Chinese Canadian families recalibrate festival expectations

Complaints low, compliance high among local minority communities as COVID forces Lunar New Year cancellations

Scene from the Melting Pot, I Think Not online event at 2021’s LunarFest. B.C.’s Chinese-speaking communities are developing new ways – including leaning on virtual links like video conferencing – to celebrate Lunar New Year during the pandemic

Credit: Asian-Canadian Special Events Association

While Vancouver businesses depending on Lunar New Year to drive bottom lines will suffer as COVID scales down festivities, Asian-Canadian cultural communities appear remarkably well adjusted.

Local clusters of Chinese-speaking communities, for example, have reported no major uproar over the cancellation of parades, gatherings and other celebrations during a holiday that has been described as the equivalent of Christmas, New Year’s and Thanksgiving rolled into one for many community members.

Henry Yu, principal at St. John’s College at the University of British Columbia (UBC) and an associate professor whose expertise includes Canada’s Chinese-speaking community, said its members in Metro Vancouver have been among the most cautious in dealing with COVID-19 dating back to the initial outbreak in Wuhan in January 2020.

He noted that Chinese Canadians stopped going to restaurants almost immediately at that time, even before the pandemic lockdown was implemented last March.

“I think it was one of the reasons why [COVID] didn’t get worse locally at that time, before the restrictions or even the suggestion of governmental suggestions took place,” Yu said. “Yes, their awareness of the situation of what’s happening in Asia was higher, and it’s shaped by the memory of SARS to the point there’s a stronger willingness to wear masks for mutual benefits.”

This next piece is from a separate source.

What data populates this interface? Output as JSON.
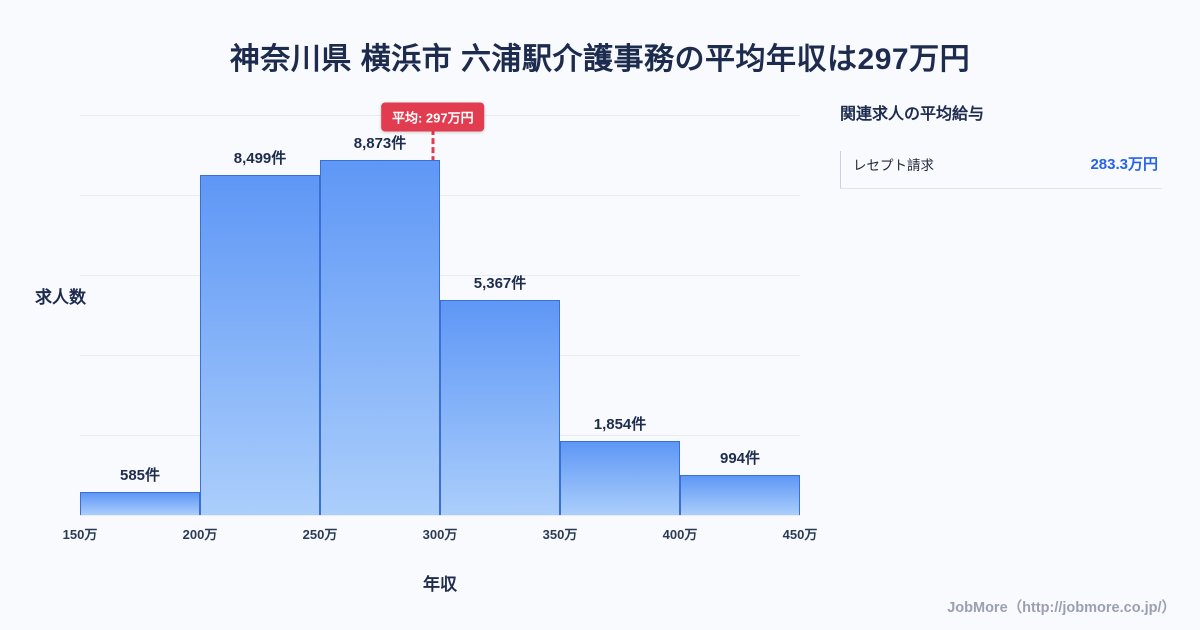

Yu noted his students – many from overseas – have all cancelled plans to return home to celebrate Lunar New Year. That pattern is repeated locally, said Richard N. Liu, a leading Vancouver-based consultant who has launched several alumni networks for Canadians with links to the Chinese market.  Liu, who typically attends large family gatherings that bring together people living in places like the California, Washington state, China and Italy, said it’s long been agreed among family members that this year would be completely done via online apps like Zoom or FaceTime.

And his family hasn’t been alone in making that decision, despite the weight of tradition against such a move.

An online Chinese Canadian Museum conversation titled “Cousins Across the Water” is scheduled for February 17 as a talk about the historic origins of Lunar New Year. Zoe Lam, a lecturer at the UBC department of Asian studies, is one of the event’s speakers.

Lam said she hopes the lack of in-person celebrations may mean that people of Chinese heritage – as well as anyone who’s interested in Lunar New Year – will be more likely to attend sessions like hers to delve deeper into the traditions than simply holding family dinners and passing around red envelopes.

“I don’t feel the Chinese community as being upset [about no celebrations] this year,” Lam said. “The community has always been able to adapt to different circumstances in history, and families split across both sides of the Pacific Ocean were already common before COVID. So tech adaption was already high, and this is just another way people adapt to the circumstances.”

But Yu emphasized that it does not mean the local Asian-Canadian community isn’t feeling COVID fatigue. He said people he has spoken with invariably express different levels of such fatigue, and the overall level is strong.

But that is being outweighed, Yu said, by a desire to protect people around them – a sentiment shared by many in non-Asian-Canadian communities but are increasingly being challenged by vocal outliers egged on by social media.

“The COVID fatigue is more acceptable in some communities, but it’s not any less painful,” Yu said. “Of course it’s an important holiday where people want to get together with family and extended relatives – but not at the risk of killing them.”